With my Best Wishes from Provence,
Heather
Elizabeth says
Love this. We all struggle with “What is art” to us.
David says
Beautifully composed, an art installation piece of your own! More please!
Shelley says
Though my mother was an artist, hers was very (go away and google) figurative (the opposite of abstract). I haven’t had much exposure to other types of art until middle age. In working with my own craft projects I get huge pleasure just from the colours and textures of fabric, whether or not I manage to make anything pretty or functional; for me the process has meaning (though I do prefer a functional outcome). I’m afraid I’m not particularly artistic, being tyrannized by my left brain.
Sara gilbert says
Gorgeous storytelling as usual- love every line and the pictures your words paint. 😉
D. A. Wolf says
Brian,
Thank you so much for this eloquent piece of writing that encourages me to see differently – and to continue requiring myself to feel rather than to simply “see.” And thank you for sharing your storytelling talent with us here. I hope you will again. It’s been pure pleasure.
Barbara says
Oh the wisdom and delight and innocence and absolutely spontaneous wisdom of children. I loved this, Brian! Is interpretation a prerequisite for appreciation? Such a thought provoking question. This was a delightful, artistic meander of a read. Love, indeed, is the best interpretation. And it’s enough.

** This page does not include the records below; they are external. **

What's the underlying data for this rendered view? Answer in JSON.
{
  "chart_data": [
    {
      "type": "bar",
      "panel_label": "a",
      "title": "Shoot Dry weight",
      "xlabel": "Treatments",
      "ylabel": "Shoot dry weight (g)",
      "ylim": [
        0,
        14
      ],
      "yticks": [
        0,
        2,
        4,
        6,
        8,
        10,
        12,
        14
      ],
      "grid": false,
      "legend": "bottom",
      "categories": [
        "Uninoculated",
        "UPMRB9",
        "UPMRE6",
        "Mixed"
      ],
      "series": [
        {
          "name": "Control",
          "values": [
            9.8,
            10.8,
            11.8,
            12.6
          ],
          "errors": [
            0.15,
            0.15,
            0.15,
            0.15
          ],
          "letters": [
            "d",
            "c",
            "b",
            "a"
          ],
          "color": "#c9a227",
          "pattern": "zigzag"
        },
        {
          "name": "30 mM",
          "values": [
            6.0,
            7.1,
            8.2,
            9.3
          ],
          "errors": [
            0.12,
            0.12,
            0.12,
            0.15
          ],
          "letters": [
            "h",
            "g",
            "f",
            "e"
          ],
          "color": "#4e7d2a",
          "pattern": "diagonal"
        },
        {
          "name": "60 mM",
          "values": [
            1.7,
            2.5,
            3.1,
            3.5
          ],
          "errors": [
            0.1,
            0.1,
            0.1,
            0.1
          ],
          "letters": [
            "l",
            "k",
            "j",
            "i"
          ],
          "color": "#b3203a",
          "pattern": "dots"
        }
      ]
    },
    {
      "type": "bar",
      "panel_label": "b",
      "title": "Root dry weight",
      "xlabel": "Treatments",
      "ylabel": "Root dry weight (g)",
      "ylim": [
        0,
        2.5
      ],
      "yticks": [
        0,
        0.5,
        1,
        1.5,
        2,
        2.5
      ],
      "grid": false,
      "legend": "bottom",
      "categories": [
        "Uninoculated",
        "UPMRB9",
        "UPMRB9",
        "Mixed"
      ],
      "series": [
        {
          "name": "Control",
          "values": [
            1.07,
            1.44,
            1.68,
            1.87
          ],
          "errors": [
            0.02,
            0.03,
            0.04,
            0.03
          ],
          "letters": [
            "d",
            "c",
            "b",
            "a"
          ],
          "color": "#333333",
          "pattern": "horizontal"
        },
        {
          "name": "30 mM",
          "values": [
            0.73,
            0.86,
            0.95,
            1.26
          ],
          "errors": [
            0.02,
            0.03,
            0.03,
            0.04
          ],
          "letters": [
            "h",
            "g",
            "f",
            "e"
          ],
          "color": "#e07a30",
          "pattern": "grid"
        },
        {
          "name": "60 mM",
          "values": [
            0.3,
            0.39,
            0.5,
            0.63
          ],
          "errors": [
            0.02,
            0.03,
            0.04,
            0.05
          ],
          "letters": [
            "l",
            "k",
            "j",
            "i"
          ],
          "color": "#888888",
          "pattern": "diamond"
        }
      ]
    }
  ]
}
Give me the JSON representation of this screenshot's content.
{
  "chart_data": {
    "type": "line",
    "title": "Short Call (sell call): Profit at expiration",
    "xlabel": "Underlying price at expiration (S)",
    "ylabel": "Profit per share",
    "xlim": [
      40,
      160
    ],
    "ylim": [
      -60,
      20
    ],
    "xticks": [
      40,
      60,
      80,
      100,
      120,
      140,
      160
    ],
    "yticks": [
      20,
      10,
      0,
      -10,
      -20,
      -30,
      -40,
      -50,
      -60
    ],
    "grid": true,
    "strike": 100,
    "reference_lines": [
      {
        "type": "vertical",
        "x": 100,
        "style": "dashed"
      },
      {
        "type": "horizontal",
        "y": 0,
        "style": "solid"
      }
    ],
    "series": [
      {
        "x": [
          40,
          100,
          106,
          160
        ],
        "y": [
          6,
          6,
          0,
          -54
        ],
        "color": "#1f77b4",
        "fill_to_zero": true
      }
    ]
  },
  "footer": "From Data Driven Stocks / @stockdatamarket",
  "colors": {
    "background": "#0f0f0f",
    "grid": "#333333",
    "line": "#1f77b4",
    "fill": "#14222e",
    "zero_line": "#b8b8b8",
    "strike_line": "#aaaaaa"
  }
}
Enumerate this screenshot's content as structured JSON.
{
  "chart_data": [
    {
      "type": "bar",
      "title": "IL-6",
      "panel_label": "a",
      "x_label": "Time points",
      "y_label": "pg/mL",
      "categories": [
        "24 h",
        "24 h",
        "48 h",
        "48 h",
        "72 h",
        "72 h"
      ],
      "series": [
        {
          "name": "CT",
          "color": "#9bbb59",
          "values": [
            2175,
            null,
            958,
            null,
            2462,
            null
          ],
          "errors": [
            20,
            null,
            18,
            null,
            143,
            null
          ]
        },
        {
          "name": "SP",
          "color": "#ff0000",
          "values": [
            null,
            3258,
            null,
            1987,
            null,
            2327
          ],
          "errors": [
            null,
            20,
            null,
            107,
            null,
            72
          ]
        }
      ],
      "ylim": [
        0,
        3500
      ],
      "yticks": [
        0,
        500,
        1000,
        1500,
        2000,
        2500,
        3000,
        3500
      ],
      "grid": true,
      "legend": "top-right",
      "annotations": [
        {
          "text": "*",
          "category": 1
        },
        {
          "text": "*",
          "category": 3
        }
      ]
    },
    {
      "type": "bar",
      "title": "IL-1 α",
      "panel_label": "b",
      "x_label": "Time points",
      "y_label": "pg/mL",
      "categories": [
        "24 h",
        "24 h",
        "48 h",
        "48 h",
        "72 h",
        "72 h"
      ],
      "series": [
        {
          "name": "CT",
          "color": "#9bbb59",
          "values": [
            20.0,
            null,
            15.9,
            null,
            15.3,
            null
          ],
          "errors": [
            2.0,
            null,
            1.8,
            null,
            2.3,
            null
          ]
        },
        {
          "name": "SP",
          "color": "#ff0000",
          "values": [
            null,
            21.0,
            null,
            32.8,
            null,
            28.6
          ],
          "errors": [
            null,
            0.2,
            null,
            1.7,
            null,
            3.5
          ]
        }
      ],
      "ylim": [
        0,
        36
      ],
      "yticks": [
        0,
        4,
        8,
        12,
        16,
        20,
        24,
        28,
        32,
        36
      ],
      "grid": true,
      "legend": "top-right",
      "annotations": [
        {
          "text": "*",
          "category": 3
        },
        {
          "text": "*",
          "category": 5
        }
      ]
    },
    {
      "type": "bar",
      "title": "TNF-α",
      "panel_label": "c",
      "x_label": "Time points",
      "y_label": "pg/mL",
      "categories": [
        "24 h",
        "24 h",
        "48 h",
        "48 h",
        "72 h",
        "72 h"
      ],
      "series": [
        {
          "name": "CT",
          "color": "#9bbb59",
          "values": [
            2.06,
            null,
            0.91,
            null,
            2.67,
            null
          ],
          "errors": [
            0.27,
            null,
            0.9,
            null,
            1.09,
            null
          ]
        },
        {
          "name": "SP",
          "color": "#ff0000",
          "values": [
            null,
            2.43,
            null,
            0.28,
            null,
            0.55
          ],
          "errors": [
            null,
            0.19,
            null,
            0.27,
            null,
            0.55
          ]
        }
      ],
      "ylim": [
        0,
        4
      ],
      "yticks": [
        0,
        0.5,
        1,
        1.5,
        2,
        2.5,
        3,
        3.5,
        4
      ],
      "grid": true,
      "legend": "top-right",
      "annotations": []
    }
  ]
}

Privilege of Parenting says
Hi Brian, Very transporting piece—really enjoyed it. I’ll share a memory it evoked: I used to live in New York, on Thompson Street, when I was in film school preparing for what would later turn out to be a future career in psychology. I often ate at a little unpretentious sushi bar down the block and one time a friend who was dining with me leaned over and whispered, “That’s Susan Sontag over there…” I had not read her, and still have her on my list to read, but not yet; however, now that I knew it was her, I often saw her eating there alone, usually Sunday early evening, I was usually alone on Sunday too, it was the mid 80’s before I’d met my wife, before Susan had met Annie Leibovitz. I never said a word to her, but I watched her form, me an aspiring artist with grand ideas and she a legend even though I knew only that.